Empirical Studies of Emergency Response Services (9-1-1) and an Examination of Moral Hazard in Health Insurance

David Chandler Thomas

Advisor: Thomas Stratmann, PhD, Department of Economics

Committee Members: Alexander Tabarrok, Garett Jones

Carow Hall, Conference Room
April 21, 2015, 02:00 PM to 10:00 AM

Abstract:

The United States officially launched a universal emergency number (9-1-1) beginning in the early 1970s, followed by each state, county, or police department adding various technical capabilities after they became available. Improvements included capturing the caller’s phone number and address, automating the dispatching of emergency services personnel and providing support for wireless phones. The benefits of these services have been assumed for decades with only anecdotal data making the case. The first chapter of this paper estimates the impact of rapid reporting and response times on the lethality rate of aggravated assaults (homicides) in an effort to provide empirical support for the supposition.
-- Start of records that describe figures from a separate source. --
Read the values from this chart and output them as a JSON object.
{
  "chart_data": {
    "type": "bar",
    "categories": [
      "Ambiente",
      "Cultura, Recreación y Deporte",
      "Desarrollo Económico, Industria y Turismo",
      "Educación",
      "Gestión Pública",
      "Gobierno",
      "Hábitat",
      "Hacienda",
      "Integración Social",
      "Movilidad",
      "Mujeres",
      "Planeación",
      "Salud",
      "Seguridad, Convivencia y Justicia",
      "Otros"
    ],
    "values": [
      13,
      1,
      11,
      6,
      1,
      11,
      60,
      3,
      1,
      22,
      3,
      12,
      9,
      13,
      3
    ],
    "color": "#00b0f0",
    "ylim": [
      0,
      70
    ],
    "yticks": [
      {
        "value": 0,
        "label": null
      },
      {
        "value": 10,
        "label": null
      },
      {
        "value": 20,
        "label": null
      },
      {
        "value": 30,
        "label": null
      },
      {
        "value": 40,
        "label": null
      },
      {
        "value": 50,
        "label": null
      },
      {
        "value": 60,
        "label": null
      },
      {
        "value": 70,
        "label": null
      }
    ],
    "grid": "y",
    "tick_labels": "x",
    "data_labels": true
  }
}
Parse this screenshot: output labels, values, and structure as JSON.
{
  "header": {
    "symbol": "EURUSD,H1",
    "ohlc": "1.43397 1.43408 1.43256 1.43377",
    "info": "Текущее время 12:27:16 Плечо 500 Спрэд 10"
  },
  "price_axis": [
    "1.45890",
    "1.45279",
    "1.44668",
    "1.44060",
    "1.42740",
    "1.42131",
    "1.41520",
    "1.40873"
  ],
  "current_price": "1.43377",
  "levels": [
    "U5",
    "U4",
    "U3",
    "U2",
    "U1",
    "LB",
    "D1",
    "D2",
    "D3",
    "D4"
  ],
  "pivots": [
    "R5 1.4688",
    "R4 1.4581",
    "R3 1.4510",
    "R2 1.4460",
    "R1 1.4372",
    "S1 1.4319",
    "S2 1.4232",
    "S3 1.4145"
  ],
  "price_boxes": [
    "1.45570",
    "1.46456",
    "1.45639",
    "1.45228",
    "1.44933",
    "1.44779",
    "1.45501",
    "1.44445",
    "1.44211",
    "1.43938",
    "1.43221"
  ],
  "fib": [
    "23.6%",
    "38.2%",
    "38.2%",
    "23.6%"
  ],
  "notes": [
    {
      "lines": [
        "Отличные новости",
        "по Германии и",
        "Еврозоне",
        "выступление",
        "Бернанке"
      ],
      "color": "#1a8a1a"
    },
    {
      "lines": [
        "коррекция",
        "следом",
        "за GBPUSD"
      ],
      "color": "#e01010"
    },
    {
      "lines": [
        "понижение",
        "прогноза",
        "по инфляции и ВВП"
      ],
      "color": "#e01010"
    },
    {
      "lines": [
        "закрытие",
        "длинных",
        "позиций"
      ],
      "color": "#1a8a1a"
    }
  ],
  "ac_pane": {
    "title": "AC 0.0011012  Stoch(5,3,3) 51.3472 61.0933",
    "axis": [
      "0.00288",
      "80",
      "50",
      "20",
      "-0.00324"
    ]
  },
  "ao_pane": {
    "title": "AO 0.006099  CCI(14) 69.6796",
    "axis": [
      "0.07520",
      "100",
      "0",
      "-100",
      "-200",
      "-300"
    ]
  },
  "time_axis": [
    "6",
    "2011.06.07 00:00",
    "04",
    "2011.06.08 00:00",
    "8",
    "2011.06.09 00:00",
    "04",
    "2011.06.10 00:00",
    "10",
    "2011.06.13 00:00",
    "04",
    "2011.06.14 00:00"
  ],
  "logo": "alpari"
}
In other words, the availability of the 9-1-1 service, rapid response times of emergency medical technicians (EMTs), and improvements in trauma centers, should have resulted in higher survival rates of aggravated assault victims. The study concludes that much of the decline in homicide rates over the past few decades is the result of improvements in emergency services. The second chapter considers the effect of emergency services on the reporting of crime. Many crimes are very costly (i.e. aggravated assaults and vehicle thefts) and should be written up in a police report with or without a call to the 9-1-1 services. In contrast, some lesser crimes (i.e. petty thefts and shop lifting) might go unreported without the 9-1-1 services to reduce the cost of reporting. This study estimates changes in crime reporting resulting from the availability and improvements of emergency services.

The final chapter examines the role of moral hazard and subsidy effects in the U.S. third-party health insurance system. Having third-party payers (insurance companies) be responsible for reimbursing both insurable events and routine care while both the insurance premiums and medical payments are largely subsidized by employers and government, makes isolating moral hazard effects from subsidy effects very challenging. The two classes of economic effects are very different. The subsidy of a product or service tends to result in higher levels of consumption of that service, while moral hazard effects are changes in behavior resulting from insurance against risk. The combination of subsidized health insurance premiums and subsidized routine care results in a bizarre combination of over-consumption and risky behavior often mislabeled by economists. This chapter seeks to clarify the various ways in which subsidy and moral hazard effects alter the behavior of consumers, physicians, employers, and insurance companies in the complex third-party payer system.